ープロローグー
ープロローグー
狭く埃ぽい部屋の隅だけが、ぼやっと朧げに明るい。
それは、ノートパソコンの絞られた画面の明かりで、その前に屈む一人の男の顔はまるで幽鬼の様に窶れ、頭は禿げ上がり、さながら骸骨がパソコンに
向かっていると錯覚しそうだが、痩けた頬とは対照的に熱意と狂気を
含んだ目だけはぎらぎらしていた。
男は、暑くもないのに広くなった額を脂汗でてらてらと光らせ、鬱陶しそう手で拭いそして周りに物音がしないかに耳と全神経を集中していた。
「急げ…急いでくれ…頼む…」
ぼそぼそと神に祈るようにつぶやきながら、無意識に指を咬み画面に
表示されているデーターのダウンロードの完了具合を教える
バーとパーセンテージを食い入りながら見る。
ー残り10%
自分がなんて物を作ってしまったんだと後悔したことが無いというのは
嘘になるが、まさかそれを[商売]にさせるとは、思わなかった。
想像すらしなかったからこそ絶句した。そして、あっという間に
それは自分の手元を離れ着々と[商品]に昇華していった。
ー残り6%
皆これが消費者に渡ればどうなるかは分かっているが、どこか自分達には関係の無い事と思い、それよりも莫大な利益が入ってくる事に執着していた。
まるで生者に群がるゾンビの様に。きっと、
自分の心境は様々な大量破壊兵器を作ってしまった科学者達と同じだろう。
自分に罪が無いとは思わないがこうして、罪を少しでも他人に擦り付けて自分は被害者として振る舞う…

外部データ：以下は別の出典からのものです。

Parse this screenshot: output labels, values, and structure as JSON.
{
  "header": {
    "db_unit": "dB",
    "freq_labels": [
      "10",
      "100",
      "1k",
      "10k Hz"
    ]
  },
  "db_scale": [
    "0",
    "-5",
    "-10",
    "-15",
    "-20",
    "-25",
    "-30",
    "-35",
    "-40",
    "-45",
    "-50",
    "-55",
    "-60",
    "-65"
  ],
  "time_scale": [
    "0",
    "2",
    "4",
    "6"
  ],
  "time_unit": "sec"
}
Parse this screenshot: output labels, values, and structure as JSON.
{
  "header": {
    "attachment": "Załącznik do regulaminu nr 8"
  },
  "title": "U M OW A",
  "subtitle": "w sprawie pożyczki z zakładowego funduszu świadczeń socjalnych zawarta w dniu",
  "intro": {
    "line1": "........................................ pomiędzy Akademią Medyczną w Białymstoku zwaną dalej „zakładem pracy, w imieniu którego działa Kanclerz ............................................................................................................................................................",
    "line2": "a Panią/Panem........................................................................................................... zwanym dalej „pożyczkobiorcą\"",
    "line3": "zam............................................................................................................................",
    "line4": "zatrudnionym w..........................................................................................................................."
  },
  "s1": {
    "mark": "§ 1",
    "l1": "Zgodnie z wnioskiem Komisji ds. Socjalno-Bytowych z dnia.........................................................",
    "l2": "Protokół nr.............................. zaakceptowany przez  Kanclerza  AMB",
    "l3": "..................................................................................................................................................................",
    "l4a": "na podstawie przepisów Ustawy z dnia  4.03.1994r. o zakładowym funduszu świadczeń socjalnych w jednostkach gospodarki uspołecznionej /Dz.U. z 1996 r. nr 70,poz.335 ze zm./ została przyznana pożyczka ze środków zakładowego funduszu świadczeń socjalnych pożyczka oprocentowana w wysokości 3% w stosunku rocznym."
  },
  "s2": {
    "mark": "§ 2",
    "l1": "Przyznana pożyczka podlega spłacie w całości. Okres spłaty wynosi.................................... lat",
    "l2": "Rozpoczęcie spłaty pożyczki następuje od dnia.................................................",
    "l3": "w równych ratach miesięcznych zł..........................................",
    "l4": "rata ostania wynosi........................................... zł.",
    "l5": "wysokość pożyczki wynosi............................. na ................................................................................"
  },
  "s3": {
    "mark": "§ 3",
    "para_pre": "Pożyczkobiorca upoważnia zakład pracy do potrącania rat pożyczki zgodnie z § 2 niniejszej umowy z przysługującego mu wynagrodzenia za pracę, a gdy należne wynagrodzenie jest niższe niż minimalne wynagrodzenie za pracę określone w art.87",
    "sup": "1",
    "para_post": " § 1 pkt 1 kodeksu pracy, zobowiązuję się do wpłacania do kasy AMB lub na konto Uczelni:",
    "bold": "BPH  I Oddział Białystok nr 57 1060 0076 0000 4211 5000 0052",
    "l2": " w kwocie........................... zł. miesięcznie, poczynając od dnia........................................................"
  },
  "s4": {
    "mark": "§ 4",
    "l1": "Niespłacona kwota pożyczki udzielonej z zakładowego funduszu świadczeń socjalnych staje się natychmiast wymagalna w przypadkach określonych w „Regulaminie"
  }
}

科学者はそういうか弱く、狡い、矮小な生き物だ。しかし、
自覚しているからこそ、なんとかしなければならない。
ー残り10秒。
パソコンのたてる、微かな起動音ですら、爆音に聞こえる。
自分の荒くなった息ですら、耳障りで落ち着かない。
静かにしてくれ。頼むから人よ来ないでくれ。
ーダウンロード完了
「よしっ!」
男は静かに慌てて、パソコンを閉じてバックに突っ込みながら、
慎重に慌てて部屋を出る。
その部屋はビルの地下にあり既に電気の落ちた廊下には人の気配すらなく、
非常口の明かりと壁に転々と灯る赤い照明が
まるで自分を見ているように錯覚しながら、廊下を走り、外へ向かう。
ーこれだけは、これだけは絶対に使わせない。ー
男はそれだけを考えながら、闇に消えていった。